I tried to isolate k, use the y-intecept (6) and rearrange the equation, but I couldn't figure out how the value of K.

After your suggestions, I believe I found the answer. Let me know otherwise

Thank you all!

 

[BigBeachBanana]

After your suggestions, I believe I found the answer. Let me know otherwise

Thank you all!

You can check your work by plugging k=6 back into the original expression and see if it has repeated roots.

[imath]6x^2-12x+6=0[/imath].

Factor away...

 

[Steven G]

One thing I need to point out.
You had 4k^2 = 24k. Then you divided both sides by 4k. Doing so caused you to miss one solution to your equation.

4k^2 =24k
4k^2 - 24k = 0
4k(k-6)=0
So 4=0 or k=0 or k-6=0
4 never equals 0, k=0 when k=0 and k-6 =0 when k=6
So if 4k^2 = 24 k, then k=0 or k=6.
Do you think that you should change your answer? Why?

 

[JeffM]

One thing I need to point out.
You had 4k^2 = 24k. Then you divided both sides by 4k. Doing so caused you to miss one solution to your equation.

4k^2 =24k
4k^2 - 24k = 0
4k(k-6)=0
So 4=0 or k=0 or k-6=0
4 never equals 0, k=0 when k=0 and k-6 =0 when k=6
So if 4k^2 = 24 k, then k=0 or k=6.
Do you think that you should change your answer? Why?

Actually, Steven, there is only one valid answer.

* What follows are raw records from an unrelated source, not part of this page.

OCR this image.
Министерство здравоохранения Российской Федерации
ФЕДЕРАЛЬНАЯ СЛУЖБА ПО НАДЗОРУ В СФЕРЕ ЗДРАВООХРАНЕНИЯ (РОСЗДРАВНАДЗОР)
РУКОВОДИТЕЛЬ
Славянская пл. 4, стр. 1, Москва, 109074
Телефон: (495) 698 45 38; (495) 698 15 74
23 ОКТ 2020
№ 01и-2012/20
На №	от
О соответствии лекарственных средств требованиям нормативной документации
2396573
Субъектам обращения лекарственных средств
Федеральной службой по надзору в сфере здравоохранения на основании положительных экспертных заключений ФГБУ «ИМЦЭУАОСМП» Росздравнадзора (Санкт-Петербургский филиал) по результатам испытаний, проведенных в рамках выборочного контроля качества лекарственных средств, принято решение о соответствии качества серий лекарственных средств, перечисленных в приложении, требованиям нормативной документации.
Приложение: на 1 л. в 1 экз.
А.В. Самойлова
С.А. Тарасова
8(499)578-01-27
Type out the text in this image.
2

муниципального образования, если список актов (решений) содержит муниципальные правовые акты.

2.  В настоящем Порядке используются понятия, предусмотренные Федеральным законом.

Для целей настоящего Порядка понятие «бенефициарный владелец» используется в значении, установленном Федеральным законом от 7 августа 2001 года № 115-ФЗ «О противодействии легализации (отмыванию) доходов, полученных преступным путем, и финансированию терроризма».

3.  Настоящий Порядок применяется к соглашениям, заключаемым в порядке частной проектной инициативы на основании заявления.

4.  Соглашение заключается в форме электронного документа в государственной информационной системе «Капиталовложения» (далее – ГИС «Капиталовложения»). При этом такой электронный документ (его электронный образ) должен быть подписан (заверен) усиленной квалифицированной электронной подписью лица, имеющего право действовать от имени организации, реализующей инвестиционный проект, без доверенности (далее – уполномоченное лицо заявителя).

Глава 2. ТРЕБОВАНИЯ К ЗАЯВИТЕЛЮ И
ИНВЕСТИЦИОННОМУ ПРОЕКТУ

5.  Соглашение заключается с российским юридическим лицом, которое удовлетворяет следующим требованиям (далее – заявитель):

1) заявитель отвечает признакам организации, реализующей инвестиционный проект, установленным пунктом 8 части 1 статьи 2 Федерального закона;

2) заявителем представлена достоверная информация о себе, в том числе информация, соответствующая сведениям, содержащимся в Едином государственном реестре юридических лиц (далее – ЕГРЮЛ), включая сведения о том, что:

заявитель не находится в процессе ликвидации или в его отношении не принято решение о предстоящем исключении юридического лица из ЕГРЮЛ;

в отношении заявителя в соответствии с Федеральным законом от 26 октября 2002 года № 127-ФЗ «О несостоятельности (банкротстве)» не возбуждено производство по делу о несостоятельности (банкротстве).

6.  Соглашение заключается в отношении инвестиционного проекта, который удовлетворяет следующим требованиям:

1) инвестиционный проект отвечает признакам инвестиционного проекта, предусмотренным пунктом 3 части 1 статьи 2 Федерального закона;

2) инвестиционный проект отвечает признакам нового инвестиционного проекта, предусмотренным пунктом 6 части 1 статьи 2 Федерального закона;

[math]f(x) \text { is a quadratic function } \iff f(x) = ax^2 + bx + c \text { and } a \ne 0.[/math]
Nor does the function f(x) = 6 have any x-intercept.

But you are correct in that the OP does not appear to have consciously considered and then rationally rejected the possibility that k = 0. In other problems of this sort, you may need to consider the possibility of a parameter being zero.

 

[Steven G]

Actually, Steven, there is only one valid answer.

[math]f(x) \text { is a quadratic function } \iff f(x) = ax^2 + bx + c \text { and } a \ne 0.[/math]
Nor does the function f(x) = 6 have any x-intercept.

But you are correct in that the OP does not appear to have consciously considered and then rationally rejected the possibility that k = 0. In other problems of this sort, you may need to consider the possibility of a parameter being zero.

Yes, I know there is one answer to the problem. However there is two answer to the equation which I commented on.

 

[JeffM]

Yes, I know there is one answer to the problem. However there is two answer to the equation which I commented on.

True enough. It will be interesting to see how the OP reacts.

 

[Steven G]

It's been almost 4 days now and I suspect that the OP will not respond. I hope that I am wrong.